— Ну, вот, Зазыба, веремейковцы твои наконец-то понаставили колышков на поле, а скоро, увидишь, и пропашут наново межи, и снова будет, как прежде — каждый своим домком заживет, всяк сам по себе. Одним словом, будто и не было ваших десяти лет счастливой и зажиточной жизни!…
Так говорил Зазыбе — чуть ли не в самое ухо — Браво-Животовский, идя рядом с ним к кринице, где издыхал в кровавой пене на выбитой луговой тропе подстреленный лось. Чубарь из своей засады правильно заметил тогда поверх пышного можжевельника: воистину эти двое не торопились увидеть, что это вдруг случилось посреди суходола; они не поддались повальному настроению веремейковцев, которые сразу же после Рахимового выстрела сыпанули из Поддубища вниз по склону; Браво-Животовский с Зазыбой шли, что называется, нога за ногу, издалека даже нетерпеливому Чубарю показалось — после того уже, как Браво-Животовский с Зазыбой свернули с гутянской дороги, — не нарочно ли они удлиняли себе путь, слишком старательно обходя те изрытые участки, где можно по неуклюжести либо споткнуться о сухую, источенную муравьями кочку, либо угодить ногой в заросшую полевой травой выбоину или след копыта. И если Зазыбова мешкотность Чубарю была известна, — в его неспешности была степенная основательность, которая, кстати, всегда почему-то злила Чубаря, но которая все-таки соответствовала и повседневному поведению того, и движениям, и, наконец, самое главное, всей Зазыбовой человеческой сути, — то Браво-Животовского видеть таким было непривычно и, наверное, прежде всего потому, что не было никакого резона в самом его нахождении рядом с Зазыбой, а тем более в обоюдности, которая будто бы уже налаживалась между ними; во всяком разе, в Чубаревой душе вид этой близости вдруг пробудил неприязнь, которая в свою очередь вызывала ревнивое и мстительное чувство.

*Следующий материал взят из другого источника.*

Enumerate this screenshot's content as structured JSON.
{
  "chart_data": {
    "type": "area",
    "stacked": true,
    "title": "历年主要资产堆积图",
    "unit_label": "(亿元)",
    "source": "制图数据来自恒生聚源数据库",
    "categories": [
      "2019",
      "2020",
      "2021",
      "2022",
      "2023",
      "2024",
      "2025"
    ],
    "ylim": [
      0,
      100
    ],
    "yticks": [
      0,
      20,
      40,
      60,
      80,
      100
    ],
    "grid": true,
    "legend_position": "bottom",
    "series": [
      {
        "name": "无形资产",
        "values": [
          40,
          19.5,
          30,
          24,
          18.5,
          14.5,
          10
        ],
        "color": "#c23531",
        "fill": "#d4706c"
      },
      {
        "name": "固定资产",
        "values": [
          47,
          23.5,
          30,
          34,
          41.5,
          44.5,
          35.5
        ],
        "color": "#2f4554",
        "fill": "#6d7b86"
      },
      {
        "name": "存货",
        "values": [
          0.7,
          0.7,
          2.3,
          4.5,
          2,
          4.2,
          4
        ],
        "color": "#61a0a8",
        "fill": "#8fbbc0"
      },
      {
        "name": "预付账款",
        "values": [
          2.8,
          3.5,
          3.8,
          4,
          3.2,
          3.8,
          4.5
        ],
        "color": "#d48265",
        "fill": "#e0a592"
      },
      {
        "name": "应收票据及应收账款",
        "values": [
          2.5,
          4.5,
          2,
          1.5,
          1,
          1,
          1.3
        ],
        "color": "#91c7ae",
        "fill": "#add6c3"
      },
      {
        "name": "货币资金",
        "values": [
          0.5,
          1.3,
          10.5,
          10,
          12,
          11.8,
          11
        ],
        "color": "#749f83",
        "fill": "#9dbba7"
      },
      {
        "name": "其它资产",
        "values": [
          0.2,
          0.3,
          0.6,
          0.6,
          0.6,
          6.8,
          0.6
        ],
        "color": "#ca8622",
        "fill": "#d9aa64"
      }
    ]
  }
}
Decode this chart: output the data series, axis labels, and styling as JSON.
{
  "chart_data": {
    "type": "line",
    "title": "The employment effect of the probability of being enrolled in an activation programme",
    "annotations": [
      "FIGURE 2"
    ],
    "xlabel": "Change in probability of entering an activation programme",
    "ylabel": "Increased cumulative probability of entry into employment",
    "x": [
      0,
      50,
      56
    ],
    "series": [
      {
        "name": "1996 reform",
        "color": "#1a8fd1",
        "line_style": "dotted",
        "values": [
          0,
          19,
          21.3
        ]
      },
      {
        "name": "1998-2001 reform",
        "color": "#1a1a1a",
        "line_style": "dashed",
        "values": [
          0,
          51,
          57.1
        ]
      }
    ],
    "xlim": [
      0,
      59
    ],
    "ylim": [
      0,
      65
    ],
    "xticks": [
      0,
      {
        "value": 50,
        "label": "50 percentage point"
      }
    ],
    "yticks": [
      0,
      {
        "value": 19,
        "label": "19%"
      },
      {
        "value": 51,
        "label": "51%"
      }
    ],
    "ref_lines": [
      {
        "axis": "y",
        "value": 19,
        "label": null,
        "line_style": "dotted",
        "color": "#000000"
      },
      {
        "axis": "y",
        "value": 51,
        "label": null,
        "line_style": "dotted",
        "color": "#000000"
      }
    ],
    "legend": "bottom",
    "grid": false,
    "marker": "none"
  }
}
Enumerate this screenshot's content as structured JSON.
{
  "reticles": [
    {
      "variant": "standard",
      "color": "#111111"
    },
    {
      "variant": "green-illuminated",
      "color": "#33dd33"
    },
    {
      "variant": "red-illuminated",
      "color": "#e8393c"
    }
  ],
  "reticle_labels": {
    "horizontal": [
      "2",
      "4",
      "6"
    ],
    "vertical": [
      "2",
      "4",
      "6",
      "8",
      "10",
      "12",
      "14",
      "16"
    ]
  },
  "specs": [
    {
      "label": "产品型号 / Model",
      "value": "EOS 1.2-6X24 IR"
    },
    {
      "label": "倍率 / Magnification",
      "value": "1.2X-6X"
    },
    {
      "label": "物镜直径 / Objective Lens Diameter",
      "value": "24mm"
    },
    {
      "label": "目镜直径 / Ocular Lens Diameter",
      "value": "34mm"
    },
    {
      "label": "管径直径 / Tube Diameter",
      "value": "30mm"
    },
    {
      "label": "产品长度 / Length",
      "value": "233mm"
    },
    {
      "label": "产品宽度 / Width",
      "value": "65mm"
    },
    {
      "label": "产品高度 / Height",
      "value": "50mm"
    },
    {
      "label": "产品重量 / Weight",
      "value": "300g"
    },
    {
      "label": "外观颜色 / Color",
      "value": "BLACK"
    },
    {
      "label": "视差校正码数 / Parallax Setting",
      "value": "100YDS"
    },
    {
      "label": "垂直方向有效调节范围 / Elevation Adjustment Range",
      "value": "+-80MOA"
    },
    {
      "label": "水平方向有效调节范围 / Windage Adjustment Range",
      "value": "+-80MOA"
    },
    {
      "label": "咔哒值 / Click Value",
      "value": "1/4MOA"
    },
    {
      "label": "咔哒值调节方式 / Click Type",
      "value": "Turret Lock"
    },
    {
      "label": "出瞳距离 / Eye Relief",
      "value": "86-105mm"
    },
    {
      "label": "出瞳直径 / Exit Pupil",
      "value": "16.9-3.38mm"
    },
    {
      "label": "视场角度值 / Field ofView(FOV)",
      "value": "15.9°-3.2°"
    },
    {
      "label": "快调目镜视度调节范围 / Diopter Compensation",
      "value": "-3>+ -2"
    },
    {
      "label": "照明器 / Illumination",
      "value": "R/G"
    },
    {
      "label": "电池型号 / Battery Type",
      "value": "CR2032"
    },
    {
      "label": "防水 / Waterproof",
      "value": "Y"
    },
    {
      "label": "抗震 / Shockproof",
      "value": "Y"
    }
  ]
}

— Известно, он и колхоз неровный был для всех, — продолжал Браво-Животовский, — как и в жизни что ни возьми: одному — война, другому — мать родна. Это когда только начинали дело, так во все горло орали: настает час всеобщего благоденствия в мужицком раю. Единственно — ломи, крестьянин! И крестьянин, поплакавши малость на своей полоске, с которой приходилось распрощаться, да и не малость, а, пожалуй, хорошенько поплакавши, сначала взялся было за колхозное дело усердно, да, поголодав кряду несколько годов, уразумел: нет, в этом содомском гнезде протянешь ноги, не иначе. Они и большевики твои, у кого мозги есть, потом спохватились. Не напрасно же вскорости, в тридцать пятом, ввели колхозный нэп. Нарезали приусадебные участки, коров, ярок и все такое прочее позволили держать, чего раньше не снилось. Это не важно, что послабление не называлось колхозным нэпом. Важна суть. А она была в том, что умные люди наконец скумекали — без частного хозяйства все равно не подняться после страшенного голода мужикам, а значит, не подняться и всей стране, поэтому, как и прежде, был введен этот колхозный нэп. Глядишь, мужики снова воспрянули духом немного. А потом опять у кого-то засвербело—как же, чтобы у мужика да кусок хлеба не только на сегодняшний, а и на завтрашний день был! Не помогли на этот раз и заступники. Потому что сами к тому времени уже соболей где-то пасли. И вот в тридцать девятом облагаются и сотки те приусадебные, и на коров налог вводится, и за поросенка надо платить государству: и колхозничкам начали выдавать квитки того же самого цвета, что и единоличникам. Может, мол, откажутся и от соток, и от коровы. Так нет, мужик готов уж был последние портки продать, чтобы заплатить, но не потерять собственного хозяйства, мужик хорошо помнил, каково было и в тридцать первом, и в тридцать втором, и в тридцать третьем, да, считай, и тридцать четвертый почти весь на мякине просидели.